Они становились все ближе друг к другу. С отдающимся доверием сообщницы Варвара Васильевна взглянула на Токарева и сказала:
— И удивительная у меня организация! Никакая болезнь ко мне не пристает. Как-то раз на вскрытии Алексей Михайлович, доктор наш, говорит мне: осторожнее вскрывайте труп, больной умер от гнилокровия. А я порезалась… — Она показала большой красный рубец на левой ладони. — И хоть бы что! Через две недели все зажило. Другой раз смазывала я зев дифтеритному ребенку; дифтерит был очень тяжелый, гангренозный; ребенок закашлялся и брызнул мне слюною в глаза; на этот раз, конечно, все вышло нечаянно. Я сейчас же не успела промыть глаз, — и все-таки ничего!

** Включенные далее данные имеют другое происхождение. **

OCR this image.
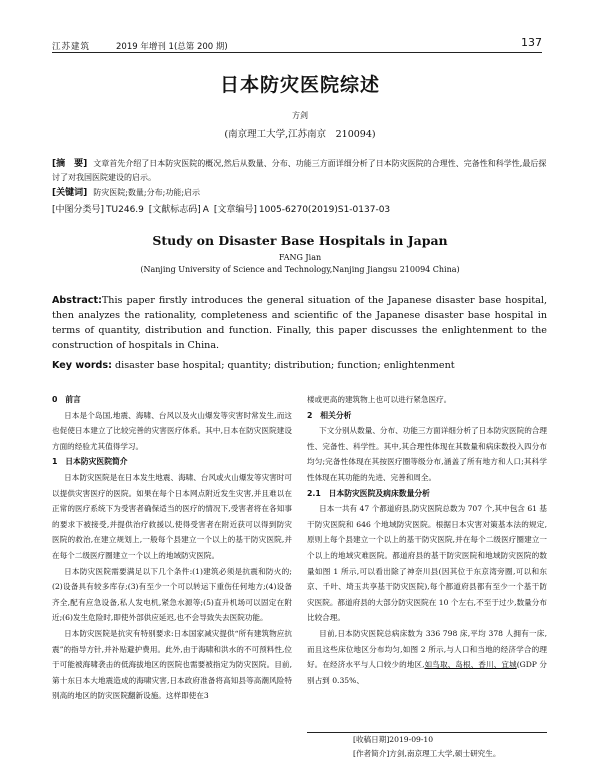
江苏建筑	2019 年增刊 1(总第 200 期)	137
日本防灾医院综述
方剑
(南京理工大学,江苏南京　210094)
[摘　要] 文章首先介绍了日本防灾医院的概况,然后从数量、分布、功能三方面详细分析了日本防灾医院的合理性、完备性和科学性,最后探讨了对我国医院建设的启示。
[关键词] 防灾医院;数量;分布;功能;启示
[中图分类号] TU246.9 [文献标志码] A [文章编号] 1005-6270(2019)S1-0137-03
Study on Disaster Base Hospitals in Japan
FANG Jian
(Nanjing University of Science and Technology,Nanjing Jiangsu 210094 China)
Abstract:This paper firstly introduces the general situation of the Japanese disaster base hospital, then analyzes the rationality, completeness and scientific of the Japanese disaster base hospital in terms of quantity, distribution and function. Finally, this paper discusses the enlightenment to the construction of hospitals in China.
Key words: disaster base hospital; quantity; distribution; function; enlightenment
0　前言

日本是个岛国,地震、海啸、台风以及火山爆发等灾害时常发生,而这也促使日本建立了比较完善的灾害医疗体系。其中,日本在防灾医院建设方面的经验尤其值得学习。

1　日本防灾医院简介

日本防灾医院是在日本发生地震、海啸、台风或火山爆发等灾害时可以提供灾害医疗的医院。如果在每个日本网点附近发生灾害,并且难以在正常的医疗系统下为受害者确保适当的医疗的情况下,受害者将在各知事的要求下被接受,并提供治疗救援以,使得受害者在附近获可以得到防灾医院的救治,在建立规划上,一般每个县建立一个以上的基干防灾医院,并在每个二级医疗圈建立一个以上的地域防灾医院。

日本防灾医院需要满足以下几个条件:(1)建筑必须是抗震和防火的;(2)设备具有较多库存;(3)有至少一个可以转运下重伤任何地方;(4)设备齐全,配有应急设备,私人发电机,紧急水源等;(5)直升机场可以固定在附近;(6)发生危险时,即使外部供应延迟,也不会导致失去医院功能。

日本防灾医院是抗灾有特别要求:日本国家减灾提供“所有建筑物应抗震”的指导方针,并补贴避护费用。此外,由于海啸和洪水的不可预料性,位于可能被海啸袭击的低海拔地区的医院也需要被指定为防灾医院。目前,第十东日本大地震造成的海啸灾害,日本政府准备将高知县等高潮风险特别高的地区的防灾医院翻新设施。这样即使在3

楼或更高的建筑物上也可以进行紧急医疗。

2　相关分析

下文分别从数量、分布、功能三方面详细分析了日本防灾医院的合理性、完备性、科学性。其中,其合理性体现在其数量和病床数投入四分布均匀;完备性体现在其按医疗圈等级分布,涵盖了所有地方和人口;其科学性体现在其功能的先进、完善和周全。

2.1　日本防灾医院及病床数量分析

日本一共有 47 个都道府县,防灾医院总数为 707 个,其中包含 61 基干防灾医院和 646 个地域防灾医院。根据日本灾害对策基本法的规定,原则上每个县建立一个以上的基干防灾医院,并在每个二级医疗圈建立一个以上的地域灾难医院。都道府县的基干防灾医院和地域防灾医院的数量如图 1 所示,可以看出除了神奈川县(因其位于东京湾旁圈,可以和东京、千叶、埼玉共享基干防灾医院),每个都道府县都有至少一个基干防灾医院。都道府县的大部分防灾医院在 10 个左右,不至于过少,数量分布比较合理。

目前,日本防灾医院总病床数为 336 798 床,平均 378 人拥有一床,而且这些床位地区分布均匀,如图 2 所示,与人口和当地的经济学合的理好。在经济水平与人口较少的地区,如鸟取、岛根、香川、宜城(GDP 分别占到 0.35%、

[收稿日期]2019-09-10
[作者简介]方剑,南京理工大学,硕士研究生。
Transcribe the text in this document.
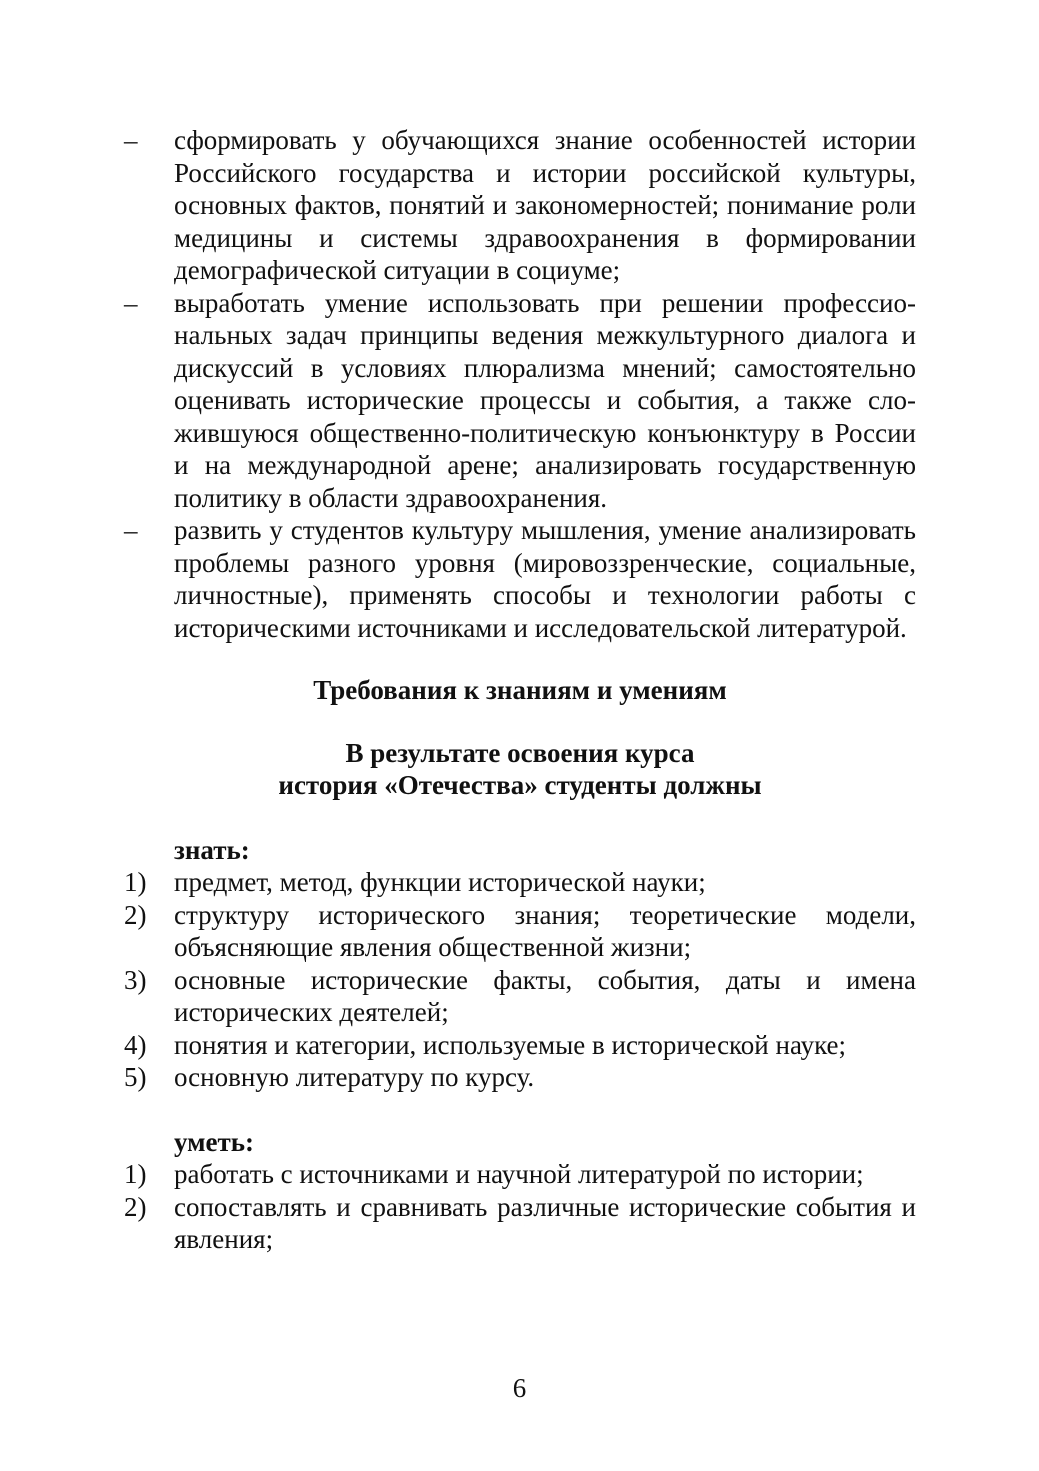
–	сформировать у обучающихся знание особенностей истории Российского государства и истории российской культуры, основных фактов, понятий и закономерностей; понимание роли медицины и системы здравоохранения в формировании демографической ситуации в социуме;
–	выработать умение использовать при решении профессиональных задач принципы ведения межкультурного диалога и дискуссий в условиях плюрализма мнений; самостоятельно оценивать исторические процессы и события, а также сложившуюся общественно-политическую конъюнктуру в России и на международной арене; анализировать государственную политику в области здравоохранения.
–	развить у студентов культуру мышления, умение анализировать проблемы разного уровня (мировоззренческие, социальные, личностные), применять способы и технологии работы с историческими источниками и исследовательской литературой.
Требования к знаниям и умениям
В результате освоения курса
история «Отечества» студенты должны
знать:
1)	предмет, метод, функции исторической науки;
2)	структуру исторического знания; теоретические модели, объясняющие явления общественной жизни;
3)	основные исторические факты, события, даты и имена исторических деятелей;
4)	понятия и категории, используемые в исторической науке;
5)	основную литературу по курсу.
уметь:
1)	работать с источниками и научной литературой по истории;
2)	сопоставлять и сравнивать различные исторические события и явления;
6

Высоко подняв брови, Токарев неподвижно глядел на Варвару Васильевну. «На этот раз, конечно, нечаянно»… Значит, в первый раз было не нечаянно?.. Так вот на что способна она, всегда такая ровная и веселая! Стало страшно от мыслей, которые он только что высказывал с таким легким сердцем. Сидевшая перед ним девушка вдруг стала ему чуждой, чуждой…
Он несколько раз прошелся по комнате. Потом остановился перед Варварой Васильевной и изменившимся голосом заговорил:
— Все-таки мне кажется, что вы меньше всех других имеете право так поступать. Вам жить тяжело, это я теперь вижу. Но я слышал, как восторженно отзываются об вас все, с кем вы сталкиваетесь, вижу, каким светлым лучом вы везде являетесь… Какое вы имеете право уходить из жизни только потому, что вам самой тяжело? Неужели это не самый грубый эгоизм?